Flowers make yellow look easy
Digitally altered photograph ©Dale Keiger. The actual tulip didn’t look like this. Well, it did, sort of.

Letter No. 81: Includes gratuitous use of Goethe and probably your first ever encounter with a paragraph that includes mention of both Caligula and Ceninni.

We find from experience that yellow excites a warm and agreeable impression…The eye is gladdened, the heart expanded and cheered, a glow seems at once to breathe toward us. — Goethe

That’s one view. For another, said Degas, “What a horrible thing yellow is.” Well okay then, sourpuss. Though from a certain perspective he had a point.

For centuries, humans have gone to a lot of trouble and risk to produce yellow paint. The ancient Egyptians knew about deriving yellow pigment from the mineral orpiment, as did the Romans, who called it auripigmentum, “gold paint.” People claimed the ghastly emperor Caligula could extract gold from it, but Pliny called bullshit on that one. Paint made from orpiment was indeed yellow but not suited for frescoes and reacted badly with other pigments. But it had a more serious drawback: it consisted of arsenic trisulphide. Ceninno Ceninni warned, “Beware of soiling your mouth with it, lest you suffer personal injury.” Such as death by arsenic poisoning. There was a reason the Romans mined it with slave labor.

Another source of yellow was gamboge. Did I mention going to trouble? For gamboge: 1) Nurture Garcinia trees in Southeast Asia for at least 10 years. 2) Cut deep gouges into their trunks. 3) As it trickles out, catch the sap in hollow bamboo tubes. 4) Wait a year or so for the sap to harden. 5) Shatter the bamboo and crush the rock-hard sap on an anvil with a hammer. 6) Form the resulting powder into small brownish cakes. 7) Sell to painters, who know to add drops of water that transform the cake, which I’ve seen described as “the color of old earwax” (I don’t want to know), into a gloriously yellow paint much favored by J.M.W. Turner.
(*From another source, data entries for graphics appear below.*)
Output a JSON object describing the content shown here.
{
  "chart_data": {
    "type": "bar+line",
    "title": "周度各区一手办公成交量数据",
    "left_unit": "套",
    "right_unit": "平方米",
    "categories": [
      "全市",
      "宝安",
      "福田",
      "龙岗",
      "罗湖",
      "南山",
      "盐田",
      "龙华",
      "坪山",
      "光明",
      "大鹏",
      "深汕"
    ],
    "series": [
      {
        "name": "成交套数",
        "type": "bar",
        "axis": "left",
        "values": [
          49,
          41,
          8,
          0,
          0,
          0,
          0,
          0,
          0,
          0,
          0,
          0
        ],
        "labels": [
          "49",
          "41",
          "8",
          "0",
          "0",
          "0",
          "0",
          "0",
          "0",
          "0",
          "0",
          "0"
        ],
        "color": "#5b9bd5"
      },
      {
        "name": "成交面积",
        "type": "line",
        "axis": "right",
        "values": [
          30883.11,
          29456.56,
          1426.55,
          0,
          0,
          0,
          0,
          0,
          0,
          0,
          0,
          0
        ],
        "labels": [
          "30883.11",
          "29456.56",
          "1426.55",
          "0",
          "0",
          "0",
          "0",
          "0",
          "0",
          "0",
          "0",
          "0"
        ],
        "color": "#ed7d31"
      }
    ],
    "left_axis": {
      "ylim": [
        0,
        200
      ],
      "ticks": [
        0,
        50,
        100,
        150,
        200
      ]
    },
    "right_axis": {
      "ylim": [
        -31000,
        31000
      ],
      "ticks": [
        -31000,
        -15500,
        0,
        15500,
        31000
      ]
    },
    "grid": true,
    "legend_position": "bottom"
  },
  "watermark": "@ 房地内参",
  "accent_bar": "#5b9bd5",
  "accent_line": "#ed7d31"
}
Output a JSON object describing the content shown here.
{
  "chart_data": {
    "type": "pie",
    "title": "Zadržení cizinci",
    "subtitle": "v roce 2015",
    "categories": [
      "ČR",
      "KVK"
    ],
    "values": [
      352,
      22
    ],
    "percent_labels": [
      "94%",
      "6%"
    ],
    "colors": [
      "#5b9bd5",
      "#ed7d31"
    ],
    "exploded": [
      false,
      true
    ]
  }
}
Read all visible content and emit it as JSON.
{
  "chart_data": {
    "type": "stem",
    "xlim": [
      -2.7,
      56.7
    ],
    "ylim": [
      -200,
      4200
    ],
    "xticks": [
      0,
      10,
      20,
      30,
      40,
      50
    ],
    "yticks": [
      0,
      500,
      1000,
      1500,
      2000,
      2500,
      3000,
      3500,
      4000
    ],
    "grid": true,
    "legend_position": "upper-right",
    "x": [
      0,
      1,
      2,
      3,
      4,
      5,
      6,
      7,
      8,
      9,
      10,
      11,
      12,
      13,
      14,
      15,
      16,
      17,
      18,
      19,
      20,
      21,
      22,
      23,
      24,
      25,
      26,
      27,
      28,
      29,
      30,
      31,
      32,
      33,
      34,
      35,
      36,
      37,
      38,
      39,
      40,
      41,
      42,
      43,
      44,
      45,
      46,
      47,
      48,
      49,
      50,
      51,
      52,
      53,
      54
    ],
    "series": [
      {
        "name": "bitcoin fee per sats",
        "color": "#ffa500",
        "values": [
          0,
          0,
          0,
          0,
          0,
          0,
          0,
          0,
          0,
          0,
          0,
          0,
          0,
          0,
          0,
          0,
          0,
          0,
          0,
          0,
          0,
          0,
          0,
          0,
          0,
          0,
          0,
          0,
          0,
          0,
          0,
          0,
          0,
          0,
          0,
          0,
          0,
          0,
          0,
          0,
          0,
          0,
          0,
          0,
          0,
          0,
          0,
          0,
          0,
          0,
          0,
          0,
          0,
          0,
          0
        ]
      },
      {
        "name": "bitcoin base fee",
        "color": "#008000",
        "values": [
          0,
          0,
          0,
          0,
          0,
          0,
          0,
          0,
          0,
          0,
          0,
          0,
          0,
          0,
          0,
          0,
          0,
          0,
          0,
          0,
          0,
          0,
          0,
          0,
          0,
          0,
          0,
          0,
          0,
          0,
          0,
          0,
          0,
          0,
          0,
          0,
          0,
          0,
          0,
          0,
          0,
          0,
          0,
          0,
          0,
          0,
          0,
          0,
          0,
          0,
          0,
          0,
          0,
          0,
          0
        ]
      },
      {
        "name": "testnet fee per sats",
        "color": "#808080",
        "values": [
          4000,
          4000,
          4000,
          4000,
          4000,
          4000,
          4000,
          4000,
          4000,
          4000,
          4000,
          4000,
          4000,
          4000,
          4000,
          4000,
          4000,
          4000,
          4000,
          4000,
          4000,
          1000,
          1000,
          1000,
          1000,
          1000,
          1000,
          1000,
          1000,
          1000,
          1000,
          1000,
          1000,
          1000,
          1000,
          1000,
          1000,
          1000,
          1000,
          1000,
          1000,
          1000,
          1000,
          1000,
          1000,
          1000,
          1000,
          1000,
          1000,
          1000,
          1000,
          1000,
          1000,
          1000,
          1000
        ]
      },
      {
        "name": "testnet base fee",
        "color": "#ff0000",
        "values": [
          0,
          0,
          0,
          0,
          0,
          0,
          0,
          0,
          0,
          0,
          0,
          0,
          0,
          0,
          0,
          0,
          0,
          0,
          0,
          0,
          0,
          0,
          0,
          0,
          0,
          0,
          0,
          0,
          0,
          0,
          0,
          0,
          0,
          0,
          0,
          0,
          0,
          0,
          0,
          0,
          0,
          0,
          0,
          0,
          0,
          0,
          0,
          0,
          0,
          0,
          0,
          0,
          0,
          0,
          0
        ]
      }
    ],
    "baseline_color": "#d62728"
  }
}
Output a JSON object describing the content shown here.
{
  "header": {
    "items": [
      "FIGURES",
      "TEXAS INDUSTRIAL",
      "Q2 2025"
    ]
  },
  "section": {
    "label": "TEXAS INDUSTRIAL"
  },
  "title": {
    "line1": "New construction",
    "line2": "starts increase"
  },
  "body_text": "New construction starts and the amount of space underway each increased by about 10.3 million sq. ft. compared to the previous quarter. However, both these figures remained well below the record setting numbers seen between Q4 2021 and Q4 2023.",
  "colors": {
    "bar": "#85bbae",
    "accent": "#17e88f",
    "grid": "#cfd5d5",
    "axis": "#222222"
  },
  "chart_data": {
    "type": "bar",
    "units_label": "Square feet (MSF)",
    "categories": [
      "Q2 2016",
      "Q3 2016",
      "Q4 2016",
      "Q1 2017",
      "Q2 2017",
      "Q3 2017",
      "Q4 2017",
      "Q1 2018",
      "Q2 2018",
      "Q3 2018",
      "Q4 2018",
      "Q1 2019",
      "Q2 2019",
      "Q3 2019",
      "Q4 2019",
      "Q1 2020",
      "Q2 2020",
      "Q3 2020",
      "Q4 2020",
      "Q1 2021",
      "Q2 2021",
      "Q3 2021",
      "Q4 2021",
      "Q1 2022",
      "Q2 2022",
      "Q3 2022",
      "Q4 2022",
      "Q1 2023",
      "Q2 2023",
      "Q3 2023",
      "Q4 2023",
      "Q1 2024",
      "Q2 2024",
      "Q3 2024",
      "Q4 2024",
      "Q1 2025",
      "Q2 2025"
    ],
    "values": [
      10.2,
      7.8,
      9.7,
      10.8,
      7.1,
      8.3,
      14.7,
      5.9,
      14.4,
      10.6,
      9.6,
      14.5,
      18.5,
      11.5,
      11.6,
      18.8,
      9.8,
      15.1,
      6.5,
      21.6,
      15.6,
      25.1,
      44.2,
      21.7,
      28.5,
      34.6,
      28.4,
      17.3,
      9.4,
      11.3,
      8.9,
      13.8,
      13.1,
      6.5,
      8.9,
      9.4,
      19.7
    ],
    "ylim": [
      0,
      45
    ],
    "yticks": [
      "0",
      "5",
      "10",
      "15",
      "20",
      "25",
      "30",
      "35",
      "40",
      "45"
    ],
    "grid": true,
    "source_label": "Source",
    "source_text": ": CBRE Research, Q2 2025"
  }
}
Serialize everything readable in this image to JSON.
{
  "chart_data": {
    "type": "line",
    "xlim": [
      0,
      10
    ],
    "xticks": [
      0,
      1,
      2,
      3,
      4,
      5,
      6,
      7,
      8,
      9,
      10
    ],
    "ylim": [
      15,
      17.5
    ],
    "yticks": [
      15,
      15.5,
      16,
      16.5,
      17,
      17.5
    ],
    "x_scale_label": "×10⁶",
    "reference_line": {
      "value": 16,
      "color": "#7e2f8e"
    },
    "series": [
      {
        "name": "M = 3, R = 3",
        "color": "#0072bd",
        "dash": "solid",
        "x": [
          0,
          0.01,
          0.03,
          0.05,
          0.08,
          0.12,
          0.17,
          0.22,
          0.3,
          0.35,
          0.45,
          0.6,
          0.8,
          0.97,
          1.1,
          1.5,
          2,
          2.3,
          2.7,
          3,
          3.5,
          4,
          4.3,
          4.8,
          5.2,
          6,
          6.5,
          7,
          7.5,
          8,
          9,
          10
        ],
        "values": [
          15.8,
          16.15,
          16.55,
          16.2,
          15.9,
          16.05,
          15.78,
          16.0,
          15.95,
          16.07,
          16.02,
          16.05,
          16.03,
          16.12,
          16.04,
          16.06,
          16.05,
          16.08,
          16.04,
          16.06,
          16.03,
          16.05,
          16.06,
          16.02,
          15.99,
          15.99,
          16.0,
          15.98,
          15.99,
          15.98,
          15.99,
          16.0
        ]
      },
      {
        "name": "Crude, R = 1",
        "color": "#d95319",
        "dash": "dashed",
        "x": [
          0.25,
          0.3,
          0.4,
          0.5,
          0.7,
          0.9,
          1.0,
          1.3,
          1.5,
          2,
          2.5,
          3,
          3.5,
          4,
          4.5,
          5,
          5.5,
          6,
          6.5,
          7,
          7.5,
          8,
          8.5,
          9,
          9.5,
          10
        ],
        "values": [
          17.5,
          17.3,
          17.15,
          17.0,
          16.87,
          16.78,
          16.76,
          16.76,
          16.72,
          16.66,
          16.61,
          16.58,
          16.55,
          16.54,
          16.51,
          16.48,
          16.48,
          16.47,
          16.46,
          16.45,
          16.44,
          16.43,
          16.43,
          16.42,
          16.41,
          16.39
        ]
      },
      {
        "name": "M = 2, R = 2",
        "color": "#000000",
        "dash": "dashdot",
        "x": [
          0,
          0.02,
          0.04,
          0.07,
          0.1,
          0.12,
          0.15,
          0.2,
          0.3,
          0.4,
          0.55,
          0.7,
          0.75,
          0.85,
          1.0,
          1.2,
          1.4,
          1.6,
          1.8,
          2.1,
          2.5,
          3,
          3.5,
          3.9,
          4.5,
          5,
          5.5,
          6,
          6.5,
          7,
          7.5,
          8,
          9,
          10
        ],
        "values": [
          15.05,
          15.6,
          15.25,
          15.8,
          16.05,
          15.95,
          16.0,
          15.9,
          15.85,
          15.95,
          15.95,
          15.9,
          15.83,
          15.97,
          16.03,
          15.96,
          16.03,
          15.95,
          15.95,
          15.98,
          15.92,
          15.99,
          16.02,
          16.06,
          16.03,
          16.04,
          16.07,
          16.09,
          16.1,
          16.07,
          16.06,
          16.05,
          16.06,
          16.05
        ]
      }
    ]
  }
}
Peter Paul Rubens made good use of lead tin yellow. Want some of your own? Take three parts lead monoxide, add one part tin dioxide, and heat to between 1,200 and 1,470 degrees Fahrenheit. The cooler temperatures in the range produce a color more ruddy; if you want something nice and lemony, turn up the fire. Maybe do this outside the house.

Illuminating a manuscript and want to use a nice Persian yellow? Handpick 8,000 Crocus sativus blossoms, then pluck their stigmas. The 8,000 stigmas produce 100 grams of saffron threads—about 3.5 ounces—from which to distill your color, which tends toward the orange end of yellow’s range. Mix it with glair, a binder derived from egg whites, and you get a fine rich yellow, though.

All this labor to do what a tulip does simply by synthesizing carotene, without resort to grinding implements, extreme heat, slave labor, or egg whites. Flowers are the damnedest things.

Sources for esoteric knowledge of paint-making: Chromatopia: An Illustrated History of Color by David Coles, Bright Earth: Art and the Invention of Color by Phillip Ball, and The Secret Lives of Color by Kassia St. Clair.